Indian AI startup Sarvam AI has released a new version of its speech recognition model, Saaras V3, and claims it outperforms several widely used global systems on benchmarks focused on Indian languages and Indian-accented English.
According to the company, Saaras V3 surpasses models including Google’s Gemini 3 Pro, OpenAI’s GPT-4o Transcribe, Deepgram Nova-3, and ElevenLabs Scribe v2 on key datasets designed specifically for Indian speech.
Sarvam AI co-founder Pratyush Kumar shared the benchmark results in a post on X, along with comparison charts showing Saaras V3’s performance against competing models on the IndicVoices and Svarah datasets.
According to him, Saaras V3 achieved a lower word error rate (WER) than the other systems across the most widely used Indian languages in the IndicVoices benchmark.
On a subset covering the 10 most popular languages in the IndicVoices dataset:
Saaras V3 recorded a word error rate of about 19.3 per cent
Competing models, including Gemini 3 Pro, GPT-4o Transcribe, Deepgram Nova-3, and Scribe v2, posted higher error rates
Sarvam also stated that the performance gap widens further on the remaining languages in the dataset, many of which are lower-resource Indian languages.
The Svarah benchmark, which focuses on Indian-accented English from speakers across multiple Indian states, showed similar results.
According to figures shared by Sarvam, Saaras V3 again recorded the lowest word error rate among all compared systems, reinforcing its advantage on speech patterns common in India but often challenging for globally trained models.
Sarvam says Saaras V3 is built on a new architecture and now supports all 22 scheduled Indian languages, along with English. This expanded coverage reflects a deliberate focus on India’s linguistic diversity.
One of the most significant upgrades in Saaras V3 is native support for real-time, streaming speech recognition. Unlike batch-based systems that wait for an entire audio clip to finish, Saaras V3 can begin generating text while audio is still playing.
Sarvam says this allows the model to maintain accuracy close to batch mode while reducing latency, making it suitable for:
Live captions
Voice assistants
Call-centre tools
Real-time transcription
According to Sarvam’s technical blog, Saaras V3 was trained on more than one million hours of multilingual audio, covering:
Multiple Indian languages
Diverse accents
Varied recording conditions
The training process focused heavily on code-mixed speech and noisy audio, which are common in real-world Indian usage.
Training included:
Large-scale pre-training
Supervised fine-tuning
Reinforcement learning
Post-training steps to reduce long-tail errors and improve consistency across languages
Sarvam positions Saaras V3 as more than a simple transcription engine.
The model supports:
Automatic language detection
Word-level timestamps
Speaker diarisation, allowing it to separate and label different speakers in a conversation
These capabilities are designed for use cases such as:
Call analytics
Meeting transcripts
Media subtitling
Customer support and contact-centre workflows
Sarvam has also introduced multiple operating modes that allow developers to balance latency and accuracy.

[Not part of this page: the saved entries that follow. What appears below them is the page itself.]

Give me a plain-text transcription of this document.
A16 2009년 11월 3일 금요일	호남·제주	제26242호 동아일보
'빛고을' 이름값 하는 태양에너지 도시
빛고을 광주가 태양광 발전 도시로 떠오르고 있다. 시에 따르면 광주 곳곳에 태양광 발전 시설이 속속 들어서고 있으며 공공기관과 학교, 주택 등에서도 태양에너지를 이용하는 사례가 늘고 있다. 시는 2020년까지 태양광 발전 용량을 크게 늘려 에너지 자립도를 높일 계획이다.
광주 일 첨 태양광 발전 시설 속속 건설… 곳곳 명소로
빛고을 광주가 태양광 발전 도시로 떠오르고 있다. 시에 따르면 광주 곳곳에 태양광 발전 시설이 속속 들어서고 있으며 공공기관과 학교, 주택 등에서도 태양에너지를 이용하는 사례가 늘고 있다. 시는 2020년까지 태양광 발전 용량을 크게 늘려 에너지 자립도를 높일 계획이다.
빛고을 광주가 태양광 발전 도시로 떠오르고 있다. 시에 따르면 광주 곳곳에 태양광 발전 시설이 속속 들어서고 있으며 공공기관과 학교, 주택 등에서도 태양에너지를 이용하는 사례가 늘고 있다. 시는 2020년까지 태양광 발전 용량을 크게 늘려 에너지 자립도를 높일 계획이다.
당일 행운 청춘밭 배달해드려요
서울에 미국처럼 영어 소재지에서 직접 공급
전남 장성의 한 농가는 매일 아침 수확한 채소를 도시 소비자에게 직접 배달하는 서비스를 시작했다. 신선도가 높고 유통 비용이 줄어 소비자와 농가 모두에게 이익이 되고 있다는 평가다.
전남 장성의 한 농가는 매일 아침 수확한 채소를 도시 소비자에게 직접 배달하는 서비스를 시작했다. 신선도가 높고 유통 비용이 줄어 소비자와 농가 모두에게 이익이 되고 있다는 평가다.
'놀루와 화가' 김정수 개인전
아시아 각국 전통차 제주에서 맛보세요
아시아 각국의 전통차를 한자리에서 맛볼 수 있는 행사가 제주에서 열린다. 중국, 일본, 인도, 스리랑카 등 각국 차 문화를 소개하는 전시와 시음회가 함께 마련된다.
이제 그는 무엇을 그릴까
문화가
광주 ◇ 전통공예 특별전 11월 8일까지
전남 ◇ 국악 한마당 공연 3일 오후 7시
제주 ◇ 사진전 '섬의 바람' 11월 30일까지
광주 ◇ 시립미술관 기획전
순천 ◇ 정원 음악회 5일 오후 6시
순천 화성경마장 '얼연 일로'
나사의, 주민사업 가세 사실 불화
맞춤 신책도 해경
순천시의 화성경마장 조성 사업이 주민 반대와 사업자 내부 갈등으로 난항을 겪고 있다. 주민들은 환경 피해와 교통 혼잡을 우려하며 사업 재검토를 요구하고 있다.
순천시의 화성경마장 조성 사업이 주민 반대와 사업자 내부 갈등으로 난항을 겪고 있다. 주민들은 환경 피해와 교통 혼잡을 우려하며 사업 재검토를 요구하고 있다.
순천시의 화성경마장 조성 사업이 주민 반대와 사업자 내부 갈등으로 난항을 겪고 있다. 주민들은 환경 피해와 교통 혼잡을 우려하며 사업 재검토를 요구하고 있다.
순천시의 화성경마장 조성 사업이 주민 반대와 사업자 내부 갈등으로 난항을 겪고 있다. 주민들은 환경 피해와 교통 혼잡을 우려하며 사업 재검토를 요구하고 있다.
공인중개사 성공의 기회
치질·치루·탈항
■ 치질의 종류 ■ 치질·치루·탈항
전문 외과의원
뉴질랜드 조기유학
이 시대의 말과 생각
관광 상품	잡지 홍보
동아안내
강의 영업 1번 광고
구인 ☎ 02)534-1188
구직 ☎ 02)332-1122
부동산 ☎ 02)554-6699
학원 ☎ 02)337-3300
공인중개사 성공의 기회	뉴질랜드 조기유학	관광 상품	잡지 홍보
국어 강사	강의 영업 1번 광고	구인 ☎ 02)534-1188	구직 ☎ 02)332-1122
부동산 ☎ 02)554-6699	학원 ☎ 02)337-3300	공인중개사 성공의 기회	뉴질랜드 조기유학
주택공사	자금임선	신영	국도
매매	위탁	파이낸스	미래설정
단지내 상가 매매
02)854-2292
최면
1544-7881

These range from a “fast” mode optimised for low time-to-first-token to more accuracy-focused modes where transcription quality is the top priority.
The Saaras V3 results build on Sarvam’s earlier benchmark disclosures around Sarvam Vision, its document-focused AI system.
Previously, the company said Sarvam Vision outperformed several general-purpose models on tasks such as:
Document OCR
Layout understanding
Multi-script Indian documents
These tests included challenges like reading-order detection, table parsing, and complex page layouts—areas where models trained primarily on Western and English-language data often struggle.
Sarvam has argued that its task-specific design and training on Indian-language and Indian-format data explain the performance gap. Saaras V3 extends the same philosophy into speech recognition.
Sarvam AI is a Bengaluru-based startup focused on building speech, language, and multimodal AI systems for Indian use cases.
Rather than creating a single general-purpose chatbot, the company develops task-specific models, including:
Saaras – speech recognition
Bulbul – text-to-speech for Indian languages
Saarika – speech-to-text transcription
Mayura – text translation
Sarvam-M – multilingual reasoning language model
On the vision side, Sarvam Vision focuses on document understanding, while Samvaad is a voice-based conversational application built on top of Sarvam’s speech and language stack.
Sarvam AI is also one of the 12 startups selected under the Indian government’s IndiaAI mission to help develop indigenous multilingual and multimodal large language models.